What Mental Health Services are Found on College Campuses?
The pressures of academic achievement, pre-existing issues, and lifestyle factors can all contribute to a college student’s mental well-being, and most schools across the country have mental health services available on campus to treat those who need support.
However, it’s not always clear what services these centers offer. Many campuses differ in how they approach mental illness, some diagnosing and prescribing medication while others choosing to refer students to external counseling centers.
If you’re dealing with anxiety, depression or other serious internal issues while taking classes, then you may benefit from on-campus counseling.
Mental Health Support
The number of students seeking mental health counseling at school is on the rise according to the American Psychological Association or APA, and it’s a trend that’s been growing since the mid-1990s.
In 2010, a survey conducted by the American College Health Association found that nearly 46 percent of respondents felt “hopeless” while about 31 percent reported feeling severely depressed to the point that they couldn’t function.
Depression and anxiety rank as the most prevalent mental conditions that students report, but equally alarming is the number of cases related to eating disorders, self-injury and substance abuse. There is also a noticed rise in PTSD cases as more veterans enter classrooms as part of their return to the civilian world.
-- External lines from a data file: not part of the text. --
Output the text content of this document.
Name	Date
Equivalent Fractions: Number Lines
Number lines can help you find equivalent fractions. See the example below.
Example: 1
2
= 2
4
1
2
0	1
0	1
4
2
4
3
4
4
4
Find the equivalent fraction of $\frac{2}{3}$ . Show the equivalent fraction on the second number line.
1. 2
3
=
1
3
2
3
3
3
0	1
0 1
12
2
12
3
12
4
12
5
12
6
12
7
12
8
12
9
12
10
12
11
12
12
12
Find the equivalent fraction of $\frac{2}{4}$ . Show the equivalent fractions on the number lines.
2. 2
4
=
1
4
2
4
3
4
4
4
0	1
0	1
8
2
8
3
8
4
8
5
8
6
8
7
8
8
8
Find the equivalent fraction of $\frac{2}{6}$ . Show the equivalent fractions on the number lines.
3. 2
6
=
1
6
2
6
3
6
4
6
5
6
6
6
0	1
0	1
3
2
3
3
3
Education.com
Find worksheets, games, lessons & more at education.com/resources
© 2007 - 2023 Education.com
To combat these statistics, the Garrett Lee Smith Memorial Act was passed in 2004. The GLSMA created three programs for campuses across the country: Campus Suicide Prevention, the Technical Assistance Center, and State/Tribal Youth Suicide Prevention.
According to the APA, the “programs have made a significant difference in addressing the issue of suicide,” which is one of the top causes of death among young people. The GLSMA was renewed in 2011 to continue support for on-campus counseling resources.
Academics and Career Counseling
Aside from mental health issues, students turn to university counseling centers for academic support and career guidance.
Some majors, such as those in the liberal arts or business, offer a wider career path than, say, biochemistry or aviation. Students who need assistance finding internships, taking the right courses or dealing with particularly challenging course loads will seek help from guidance counselors.
Some schools combine mental health counseling and career guidance into one department.
Greater Need with Fewer Resources
Students seek mental health services for a variety of reasons, but some schools struggle to meet even basic needs.
With an increase in the number of students who need help, some schools simply lack the staffing necessary to treat and follow up with at-risk students. In addition, students at different schools don’t always receive the same level of care even when dealing with the same issues.
There’s little uniformity across university crisis centers. However, the landscape of mental health care is changing for the better.
More schools are looking into ways to benefit at-risk students so that they can get the help that they need.
Earning a degree can be stressful enough without factors such as family issues, mental or emotional problems, or financial concerns.
Fortunately, students who need help today have more options for dealing with problems, and the stigma against therapy has lessened over the years.
You may not think about needing counseling while you’re in school, but it’s an important factor to consider just in case.
At the very least, counseling centers can offer support when you need help choosing a major or career path.
When deciding on a college, ask about the mental health services that are available on campus.